Information ministry permanent secretary Nick Mangwana has distanced government from ongoing manoeuvres to have late President Robert Mugabe's remains exhumed from the former ruler's rural home in Zvimba for reburial at the National Heroes Acre.
In fact, Mangwana said, government was annoyed by attempts by family representatives and critics' continued dragging of the Zanu PF led administration into the matter.
Mugabe's burial drama was renewed recently when a Zvimba traditional chief summoned the one-time long serving leader's widow, Grace for trial over the latter's alleged violations of custom to bury her husband in a family courtyard.
The chief fined Grace five beasts and two goats after finding her guilty - in absentia - for the offence.
Mugabe's nephews and former allies have accused incumbent President Emmerson Mnangagwa of being behind the plot to exhume his remains for reburial at the national shrine as per government's original wishes.
Former cabinet ministers Saviour Kasukuwere, Patrick Zhuwao and Jonathan Moyo, all in exile, have chorused their claims Mnangagwa was keen to secure a traditional, mysterious but powerful "sceptre" believed to have been buried with Mugabe.

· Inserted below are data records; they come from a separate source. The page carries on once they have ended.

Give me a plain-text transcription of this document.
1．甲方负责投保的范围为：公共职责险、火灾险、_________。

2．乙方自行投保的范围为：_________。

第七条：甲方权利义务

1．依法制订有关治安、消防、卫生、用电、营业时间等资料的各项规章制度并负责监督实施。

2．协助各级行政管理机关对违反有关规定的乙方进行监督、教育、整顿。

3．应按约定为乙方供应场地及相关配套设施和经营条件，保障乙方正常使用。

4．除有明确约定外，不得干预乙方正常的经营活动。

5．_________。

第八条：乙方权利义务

Mnangagwa is said to believe the said sceptre has supernatural powers to help him turn around the country's worsening economic challenges and further boost his ambitions to remain the country's number one citizen.
But commenting on the developments, Mangwana said government had no interest in Mugabe's skeleton.
"It is a very local matter, I am not sure the chief has jurisdiction on who should be buried at the Heroes Acre or not which is a piece of land outside his dominion.
"But what I can tell you (please take it as official) is that the government of Zimbabwe has no interest in this matter at all and we are just observing this local matter with annoyance," he said.
When Mugabe died September 2019, government put under a spirited but vain effort to have the country's founding leader interred at the national shrine where a mausoleum was being built in his honour.